Blockchain bridges allows you to port assets from one chain onto another, allowing those assets to represent their value and be used on a different chain. Most blockchains are not compatible with each and blockchain bridges bring much needed interoperability between chains by allowing for the psuedo-transfer of assets from one to the other.
Blockchain bridges work by first locking up the asset on its home chain, done by sending the asset to a designated address or smart contract. Once this lockup has been confirmed the protocol or company then mints a synthetic asset, representing the locked asset, on the target chain. The locking up process provides assurance that the asset on the target chain is always backed by the asset on the original chain.

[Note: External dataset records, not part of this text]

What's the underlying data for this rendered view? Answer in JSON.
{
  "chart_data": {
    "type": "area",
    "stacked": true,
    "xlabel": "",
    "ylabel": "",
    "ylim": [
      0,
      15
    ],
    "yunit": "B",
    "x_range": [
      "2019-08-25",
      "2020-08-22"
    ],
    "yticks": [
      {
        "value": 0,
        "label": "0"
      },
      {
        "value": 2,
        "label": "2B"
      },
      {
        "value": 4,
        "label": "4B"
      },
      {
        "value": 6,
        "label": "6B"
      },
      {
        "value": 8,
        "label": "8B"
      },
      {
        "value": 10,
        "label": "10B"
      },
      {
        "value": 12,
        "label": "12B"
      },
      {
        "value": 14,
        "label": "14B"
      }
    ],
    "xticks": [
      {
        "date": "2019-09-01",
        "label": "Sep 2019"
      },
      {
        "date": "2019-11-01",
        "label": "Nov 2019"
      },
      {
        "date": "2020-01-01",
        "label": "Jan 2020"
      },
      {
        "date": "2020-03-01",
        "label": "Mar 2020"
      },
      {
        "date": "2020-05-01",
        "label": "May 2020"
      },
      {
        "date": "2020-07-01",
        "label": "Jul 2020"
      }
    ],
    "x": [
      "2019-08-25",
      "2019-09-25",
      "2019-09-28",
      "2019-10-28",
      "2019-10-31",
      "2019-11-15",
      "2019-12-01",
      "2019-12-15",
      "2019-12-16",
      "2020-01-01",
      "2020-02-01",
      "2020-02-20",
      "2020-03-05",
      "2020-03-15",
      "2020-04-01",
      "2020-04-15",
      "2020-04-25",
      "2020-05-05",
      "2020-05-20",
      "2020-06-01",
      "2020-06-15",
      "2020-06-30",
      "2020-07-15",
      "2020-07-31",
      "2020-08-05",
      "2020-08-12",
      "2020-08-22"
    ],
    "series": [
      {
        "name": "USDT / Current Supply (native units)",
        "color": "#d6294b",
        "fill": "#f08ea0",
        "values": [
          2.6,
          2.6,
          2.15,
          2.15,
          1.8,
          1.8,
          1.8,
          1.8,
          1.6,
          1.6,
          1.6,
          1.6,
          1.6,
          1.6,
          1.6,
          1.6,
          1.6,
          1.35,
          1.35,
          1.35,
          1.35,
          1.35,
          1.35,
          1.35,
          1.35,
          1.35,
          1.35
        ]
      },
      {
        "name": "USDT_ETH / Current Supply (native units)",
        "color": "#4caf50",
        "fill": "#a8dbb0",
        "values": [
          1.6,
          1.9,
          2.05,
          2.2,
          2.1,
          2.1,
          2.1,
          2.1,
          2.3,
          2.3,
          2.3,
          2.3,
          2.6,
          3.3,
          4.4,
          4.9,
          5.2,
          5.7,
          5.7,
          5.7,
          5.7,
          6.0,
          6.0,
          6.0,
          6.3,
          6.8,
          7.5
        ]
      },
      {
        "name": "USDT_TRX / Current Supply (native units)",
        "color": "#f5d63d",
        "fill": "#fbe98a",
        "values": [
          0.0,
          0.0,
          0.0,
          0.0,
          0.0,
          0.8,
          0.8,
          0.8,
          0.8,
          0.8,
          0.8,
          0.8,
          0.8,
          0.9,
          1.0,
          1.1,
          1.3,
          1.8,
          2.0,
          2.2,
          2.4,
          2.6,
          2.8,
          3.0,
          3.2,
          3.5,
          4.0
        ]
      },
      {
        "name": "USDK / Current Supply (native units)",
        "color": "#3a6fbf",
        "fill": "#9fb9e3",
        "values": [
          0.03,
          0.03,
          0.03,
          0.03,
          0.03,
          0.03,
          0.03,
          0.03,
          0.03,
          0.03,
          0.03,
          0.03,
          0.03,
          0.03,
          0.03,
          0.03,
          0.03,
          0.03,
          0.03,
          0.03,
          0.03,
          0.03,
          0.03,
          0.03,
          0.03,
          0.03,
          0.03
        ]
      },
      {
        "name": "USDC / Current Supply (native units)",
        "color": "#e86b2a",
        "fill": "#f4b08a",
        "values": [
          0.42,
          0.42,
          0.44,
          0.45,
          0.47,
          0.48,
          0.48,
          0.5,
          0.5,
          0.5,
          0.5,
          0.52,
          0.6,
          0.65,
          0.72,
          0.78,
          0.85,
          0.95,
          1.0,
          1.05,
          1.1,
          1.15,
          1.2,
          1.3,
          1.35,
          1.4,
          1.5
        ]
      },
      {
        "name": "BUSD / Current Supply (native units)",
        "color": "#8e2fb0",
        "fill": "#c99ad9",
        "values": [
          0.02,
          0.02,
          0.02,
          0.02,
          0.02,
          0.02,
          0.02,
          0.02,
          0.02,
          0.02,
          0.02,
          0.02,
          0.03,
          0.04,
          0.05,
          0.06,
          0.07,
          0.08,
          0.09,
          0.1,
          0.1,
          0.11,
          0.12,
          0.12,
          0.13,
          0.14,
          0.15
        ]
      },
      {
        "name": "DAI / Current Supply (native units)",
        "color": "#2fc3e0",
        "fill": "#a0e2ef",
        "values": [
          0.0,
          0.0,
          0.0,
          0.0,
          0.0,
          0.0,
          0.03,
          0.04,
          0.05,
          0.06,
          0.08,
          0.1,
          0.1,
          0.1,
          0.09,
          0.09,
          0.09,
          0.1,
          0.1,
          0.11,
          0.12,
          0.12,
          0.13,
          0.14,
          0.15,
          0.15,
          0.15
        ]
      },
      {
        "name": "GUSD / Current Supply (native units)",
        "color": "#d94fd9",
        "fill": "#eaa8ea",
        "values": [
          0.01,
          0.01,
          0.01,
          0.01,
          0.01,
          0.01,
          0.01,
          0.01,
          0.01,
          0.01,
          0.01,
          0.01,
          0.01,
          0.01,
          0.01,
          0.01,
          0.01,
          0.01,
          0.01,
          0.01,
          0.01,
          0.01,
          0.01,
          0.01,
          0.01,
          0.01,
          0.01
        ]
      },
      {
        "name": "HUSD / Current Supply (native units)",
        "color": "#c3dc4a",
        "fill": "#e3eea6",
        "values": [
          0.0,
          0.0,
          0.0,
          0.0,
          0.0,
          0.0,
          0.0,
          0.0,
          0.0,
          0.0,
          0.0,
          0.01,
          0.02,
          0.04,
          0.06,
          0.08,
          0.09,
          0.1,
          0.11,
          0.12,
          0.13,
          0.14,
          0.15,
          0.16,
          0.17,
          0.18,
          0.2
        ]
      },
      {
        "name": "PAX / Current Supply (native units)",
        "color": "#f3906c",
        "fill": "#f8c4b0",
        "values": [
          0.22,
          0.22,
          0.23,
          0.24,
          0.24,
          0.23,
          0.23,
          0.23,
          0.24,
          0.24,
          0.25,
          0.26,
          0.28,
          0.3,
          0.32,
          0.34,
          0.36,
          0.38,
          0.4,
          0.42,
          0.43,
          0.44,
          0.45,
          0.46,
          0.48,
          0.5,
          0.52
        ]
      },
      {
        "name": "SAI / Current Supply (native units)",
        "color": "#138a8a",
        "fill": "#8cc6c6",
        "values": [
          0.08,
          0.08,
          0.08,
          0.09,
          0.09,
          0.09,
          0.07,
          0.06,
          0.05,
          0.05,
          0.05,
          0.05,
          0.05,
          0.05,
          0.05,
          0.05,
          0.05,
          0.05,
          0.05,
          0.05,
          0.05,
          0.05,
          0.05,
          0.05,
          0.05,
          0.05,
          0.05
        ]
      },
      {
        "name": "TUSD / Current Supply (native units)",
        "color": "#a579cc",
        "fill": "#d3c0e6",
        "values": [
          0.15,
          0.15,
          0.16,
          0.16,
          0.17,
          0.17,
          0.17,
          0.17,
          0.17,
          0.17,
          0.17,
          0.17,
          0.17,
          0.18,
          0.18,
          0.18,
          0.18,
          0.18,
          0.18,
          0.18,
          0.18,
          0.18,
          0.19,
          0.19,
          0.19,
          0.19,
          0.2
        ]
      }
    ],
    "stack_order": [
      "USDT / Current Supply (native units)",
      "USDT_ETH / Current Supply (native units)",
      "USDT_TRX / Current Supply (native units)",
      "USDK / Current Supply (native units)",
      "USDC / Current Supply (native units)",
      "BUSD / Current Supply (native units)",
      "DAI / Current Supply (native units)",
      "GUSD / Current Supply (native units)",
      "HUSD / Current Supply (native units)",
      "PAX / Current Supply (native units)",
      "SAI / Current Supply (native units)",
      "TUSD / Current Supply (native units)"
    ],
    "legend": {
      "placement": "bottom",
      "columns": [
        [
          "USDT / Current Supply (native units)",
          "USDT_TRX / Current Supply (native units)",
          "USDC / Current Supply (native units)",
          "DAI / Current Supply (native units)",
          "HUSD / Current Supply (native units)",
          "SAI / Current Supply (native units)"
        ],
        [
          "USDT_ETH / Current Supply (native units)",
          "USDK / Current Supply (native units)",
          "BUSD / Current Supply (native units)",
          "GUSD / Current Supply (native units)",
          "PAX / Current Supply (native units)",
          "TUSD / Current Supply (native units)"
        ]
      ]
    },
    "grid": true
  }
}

These bridges can be both one-way and bidirectional. One-way bridges only allow you can to send assets in one direction e.g. from Ethereum to Cardano, and not from Cardano to Ethereum. Note that you can always unlock the locked up asset by returning synthetic asset to the bridge. One-way, in this sense means that you cannot lock up assets on the other chain, Cardano in our example, to be used as synthetic assets at the other end of the bridge. Bidirectional blockchain bridges allow you mint synthetic assets on both chains.
Blockchain bridges can be custodial, where the assets are stored by a trusted 3rd party, or non-custodial, where the assets are locked up in a smart contract. Non-custodial blockchain bridges, utilizing code and smart contracts to secure assets instead of a middleman, are championed as being more aligned with the ethos of decentralization.